La catedral de la creación

El tiempo de verano –y sobre todo en vacaciones— nos atrae especialmente para disfrutar de la naturaleza. Vamos tan rápido por la vida que apenas nos detenemos a contemplar la belleza ni vemos a Dios escondido en las cosas pequeñas del día. Jesús en su vida sabía mirar a los hombres heridos, pero también contemplaba el cielo, el lago, el campo, el mar. Jesús veía al Padre en la belleza de las cosas creadas, admirando cómo viste a los lirios, cómo alimenta a los pájaros (Cf. Mt 6, 28). Podemos tomarlo como una invitación a mirar mejor la vida y la belleza de la creación. De ella se eleva un canto que alaba al Creador, si estamos atentos a la presencia de Dios en el mundo natural.

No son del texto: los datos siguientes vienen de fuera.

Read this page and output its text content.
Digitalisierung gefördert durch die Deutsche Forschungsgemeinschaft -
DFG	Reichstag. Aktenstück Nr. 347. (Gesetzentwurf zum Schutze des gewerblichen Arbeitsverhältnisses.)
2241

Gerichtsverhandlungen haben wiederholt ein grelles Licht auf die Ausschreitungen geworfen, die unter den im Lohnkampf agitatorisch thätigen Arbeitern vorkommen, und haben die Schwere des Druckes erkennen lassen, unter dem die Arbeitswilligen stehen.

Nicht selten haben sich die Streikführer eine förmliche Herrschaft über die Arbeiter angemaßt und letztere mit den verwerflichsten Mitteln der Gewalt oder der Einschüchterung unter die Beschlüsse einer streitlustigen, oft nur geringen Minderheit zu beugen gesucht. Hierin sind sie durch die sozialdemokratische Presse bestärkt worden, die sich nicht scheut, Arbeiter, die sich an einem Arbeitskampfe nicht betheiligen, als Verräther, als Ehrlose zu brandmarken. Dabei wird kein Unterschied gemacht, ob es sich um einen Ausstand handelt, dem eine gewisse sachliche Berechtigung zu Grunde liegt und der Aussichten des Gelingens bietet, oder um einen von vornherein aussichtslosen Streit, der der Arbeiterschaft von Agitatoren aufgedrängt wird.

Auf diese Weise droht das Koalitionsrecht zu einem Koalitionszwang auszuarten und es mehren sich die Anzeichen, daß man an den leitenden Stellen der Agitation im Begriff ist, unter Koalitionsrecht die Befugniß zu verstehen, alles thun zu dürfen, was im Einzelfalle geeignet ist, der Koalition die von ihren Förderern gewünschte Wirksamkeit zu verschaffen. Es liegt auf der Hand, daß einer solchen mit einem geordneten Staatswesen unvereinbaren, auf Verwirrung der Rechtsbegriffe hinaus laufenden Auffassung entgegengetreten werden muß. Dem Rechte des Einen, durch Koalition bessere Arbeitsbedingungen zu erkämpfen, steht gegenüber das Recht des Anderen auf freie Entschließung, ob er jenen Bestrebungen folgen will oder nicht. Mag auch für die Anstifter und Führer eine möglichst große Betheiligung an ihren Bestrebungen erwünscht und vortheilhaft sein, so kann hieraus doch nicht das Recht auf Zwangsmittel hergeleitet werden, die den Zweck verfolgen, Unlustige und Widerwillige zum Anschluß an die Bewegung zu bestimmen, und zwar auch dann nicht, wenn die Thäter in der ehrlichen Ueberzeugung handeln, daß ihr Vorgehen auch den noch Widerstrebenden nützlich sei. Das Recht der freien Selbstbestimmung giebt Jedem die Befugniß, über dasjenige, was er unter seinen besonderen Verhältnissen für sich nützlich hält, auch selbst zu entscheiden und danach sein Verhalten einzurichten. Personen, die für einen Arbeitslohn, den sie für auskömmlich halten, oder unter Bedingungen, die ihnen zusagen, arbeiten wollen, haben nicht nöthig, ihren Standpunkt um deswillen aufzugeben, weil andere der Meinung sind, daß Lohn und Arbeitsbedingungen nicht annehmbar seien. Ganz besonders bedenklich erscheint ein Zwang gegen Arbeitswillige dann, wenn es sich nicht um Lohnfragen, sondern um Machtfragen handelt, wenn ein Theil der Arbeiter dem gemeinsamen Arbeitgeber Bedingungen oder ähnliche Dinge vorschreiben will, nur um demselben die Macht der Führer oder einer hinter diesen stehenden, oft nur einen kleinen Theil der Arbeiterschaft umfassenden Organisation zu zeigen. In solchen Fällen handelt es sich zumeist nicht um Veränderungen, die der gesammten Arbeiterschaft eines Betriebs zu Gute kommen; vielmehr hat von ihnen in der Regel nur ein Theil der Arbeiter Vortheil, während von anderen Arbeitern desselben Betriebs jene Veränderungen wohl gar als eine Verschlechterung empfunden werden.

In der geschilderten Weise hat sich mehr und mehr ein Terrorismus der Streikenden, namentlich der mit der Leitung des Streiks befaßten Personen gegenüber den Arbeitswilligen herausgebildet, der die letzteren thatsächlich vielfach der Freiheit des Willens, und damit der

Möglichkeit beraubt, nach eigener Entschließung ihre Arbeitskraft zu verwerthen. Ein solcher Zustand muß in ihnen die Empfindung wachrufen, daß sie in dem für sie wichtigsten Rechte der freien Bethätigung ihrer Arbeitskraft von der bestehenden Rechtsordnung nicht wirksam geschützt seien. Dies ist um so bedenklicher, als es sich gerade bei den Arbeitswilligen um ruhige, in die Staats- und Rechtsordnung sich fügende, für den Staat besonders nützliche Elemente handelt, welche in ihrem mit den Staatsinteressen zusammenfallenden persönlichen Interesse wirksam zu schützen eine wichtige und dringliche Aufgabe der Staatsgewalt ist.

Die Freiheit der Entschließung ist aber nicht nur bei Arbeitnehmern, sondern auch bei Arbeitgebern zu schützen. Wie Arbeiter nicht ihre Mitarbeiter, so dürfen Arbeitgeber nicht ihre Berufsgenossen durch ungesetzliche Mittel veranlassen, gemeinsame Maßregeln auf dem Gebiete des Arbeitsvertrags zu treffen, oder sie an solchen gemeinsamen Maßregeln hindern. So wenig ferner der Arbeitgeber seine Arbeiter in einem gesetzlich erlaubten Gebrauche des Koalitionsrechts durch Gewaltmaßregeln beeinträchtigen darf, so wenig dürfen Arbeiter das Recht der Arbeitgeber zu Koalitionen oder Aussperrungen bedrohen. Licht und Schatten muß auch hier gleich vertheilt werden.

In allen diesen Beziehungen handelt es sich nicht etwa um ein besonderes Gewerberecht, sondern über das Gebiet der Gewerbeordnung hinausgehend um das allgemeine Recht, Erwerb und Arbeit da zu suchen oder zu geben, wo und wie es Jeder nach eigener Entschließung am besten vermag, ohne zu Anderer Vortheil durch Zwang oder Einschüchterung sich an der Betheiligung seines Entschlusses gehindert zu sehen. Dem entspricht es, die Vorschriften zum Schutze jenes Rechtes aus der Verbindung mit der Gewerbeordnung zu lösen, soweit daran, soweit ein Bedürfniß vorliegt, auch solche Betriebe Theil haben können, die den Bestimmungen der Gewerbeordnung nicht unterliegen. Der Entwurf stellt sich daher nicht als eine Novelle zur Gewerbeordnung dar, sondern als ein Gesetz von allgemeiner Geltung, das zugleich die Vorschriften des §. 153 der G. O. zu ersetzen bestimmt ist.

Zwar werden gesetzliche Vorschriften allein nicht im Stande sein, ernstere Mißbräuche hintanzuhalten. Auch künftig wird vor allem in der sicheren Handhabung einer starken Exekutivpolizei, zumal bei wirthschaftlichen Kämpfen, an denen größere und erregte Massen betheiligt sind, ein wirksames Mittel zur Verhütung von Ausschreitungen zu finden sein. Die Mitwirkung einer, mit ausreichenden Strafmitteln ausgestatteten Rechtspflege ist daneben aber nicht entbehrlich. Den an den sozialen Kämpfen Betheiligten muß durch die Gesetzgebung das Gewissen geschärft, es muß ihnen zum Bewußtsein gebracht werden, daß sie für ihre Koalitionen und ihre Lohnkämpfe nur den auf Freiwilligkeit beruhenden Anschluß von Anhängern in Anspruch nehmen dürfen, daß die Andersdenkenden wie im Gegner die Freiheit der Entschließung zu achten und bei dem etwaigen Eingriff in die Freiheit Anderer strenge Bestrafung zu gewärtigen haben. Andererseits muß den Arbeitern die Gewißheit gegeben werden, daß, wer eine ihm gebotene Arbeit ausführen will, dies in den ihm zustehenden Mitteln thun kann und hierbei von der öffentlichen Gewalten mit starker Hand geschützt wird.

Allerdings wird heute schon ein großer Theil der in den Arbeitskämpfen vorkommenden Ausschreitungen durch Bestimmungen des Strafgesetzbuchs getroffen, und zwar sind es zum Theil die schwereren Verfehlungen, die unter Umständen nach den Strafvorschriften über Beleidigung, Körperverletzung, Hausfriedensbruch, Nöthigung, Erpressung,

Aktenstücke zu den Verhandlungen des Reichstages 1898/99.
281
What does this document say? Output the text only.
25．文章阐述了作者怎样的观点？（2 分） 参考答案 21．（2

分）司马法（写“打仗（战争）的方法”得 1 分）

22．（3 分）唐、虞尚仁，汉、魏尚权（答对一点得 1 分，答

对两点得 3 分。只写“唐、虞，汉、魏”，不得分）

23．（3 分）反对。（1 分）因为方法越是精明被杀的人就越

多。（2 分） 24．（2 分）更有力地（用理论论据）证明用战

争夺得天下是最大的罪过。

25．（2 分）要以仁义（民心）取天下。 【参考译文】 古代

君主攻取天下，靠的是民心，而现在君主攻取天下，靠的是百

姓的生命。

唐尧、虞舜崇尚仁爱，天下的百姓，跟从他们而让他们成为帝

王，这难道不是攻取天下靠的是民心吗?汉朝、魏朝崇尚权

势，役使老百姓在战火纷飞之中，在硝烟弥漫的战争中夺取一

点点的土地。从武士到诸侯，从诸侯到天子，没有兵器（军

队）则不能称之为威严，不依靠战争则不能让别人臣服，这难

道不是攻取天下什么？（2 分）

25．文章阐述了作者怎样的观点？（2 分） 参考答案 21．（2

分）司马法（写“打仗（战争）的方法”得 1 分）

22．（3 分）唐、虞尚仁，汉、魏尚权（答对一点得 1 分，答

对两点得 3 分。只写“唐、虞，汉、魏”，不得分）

El hombre, cuando mira la naturaleza, toma conciencia de que él es la única criatura capaz de reconocer la belleza que encierra la obra divina. “Lo invisible de Dios se hace visible a través de la creación del mundo”, dice San Pablo. Para los discípulos de Cristo, en particular, esa experiencia luminosa refuerza la conciencia de que «todas las cosas fueron hechas por medio de la Palabra y sin ella no se hizo nada de todo lo que existe» (Jn 1, 3). La creación no es fruto de una ciega casualidad, sino de un plan amoroso que Dios tiene para sus hijos. La creación no es algo que pasó en un pasado muy lejano, sino que está pasando en nuestra existencia y describe una relación para todas las cosas y para todos nosotros, puesto que no somos fuente de nuestra propia vida. Dios también a mí me da la vida gratis, como a los lirios, como a los pájaros, por lo que soy, no por lo que hago, no según lo haga.

Hemos de agradecer a Dios el magnífico don de la creación, pero también comprometernos a custodiarlo y preservarlo por el bien de las generaciones futuras. El Papa Francisco hace una llamada urgente en su magisterio a la responsabilidad de cuidar de la naturaleza frente a los desafíos económicos y los cambios climáticos, y considera que defender la dignidad de la naturaleza pone las bases para defender la dignidad del ser humano, pues somos creaturas. Hay que hacer silencio y contemplar la belleza de la creación, y sobre todo la creación de nosotros mismos, pues somos el culmen de ella, algo que nos da una gran responsabilidad. Tenemos un jardín –como enseña el libro del Génesis— y somos sus responsables; tomamos flores y frutos, pero otros seguirán después nuestra labor. Los cristianos encontramos al Creador en la creación, y un regalo de su amor en la naturaleza, algo que tenemos que pasar a quienes nos seguirán. Debemos protegerla porque es un bien a nuestro servicio y disfrute como usufructo, pero también para el prójimo del futuro. “Somos nosotros los primeros interesados en dejar un planeta habitable para la humanidad que nos sucederá”, decía el Papa Francisco en su Encíclica Laudato Si.

No hay que olvidar que «la dignidad y la prosperidad humanas están profundamente vinculadas al cuidado de toda la creación» (Carta de Francisco al Patriarca Bartolomé). No es posible hacer de ella una posesión privada a explotar, más que un bien común a compartir y cuidar. «Vivir la vocación de ser protectores de la obra de Dios es parte esencial de una existencia virtuosa, no consiste en algo opcional ni en un aspecto secundario de la experiencia cristiana» (Carta enc. Laudato si, 217). También el amor a la creación hace de la Iglesia experta en humanidad.

Igual que Jesús tenía lugares preferidos para retirarse a orar, busquemos los nuestros. La contemplación de las maravillas de la creación encenderá en nuestro corazón el don de la oración que es la fuerza principal de la esperanza. Volvamos este verano a rezar en la gran catedral de la creación, disfrutando del «grandioso coro cósmico» –como decía San Juan Pablo II— de innumerables criaturas que cantan alabanzas a Dios. Unámonos en el canto de san Francisco de Asís: «Loado seas, mi Señor, por todas tus criaturas» (Cántico de las criaturas) y al canto del salmista: «Que todos los seres vivientes alaben al Señor» (Sal 150, 6).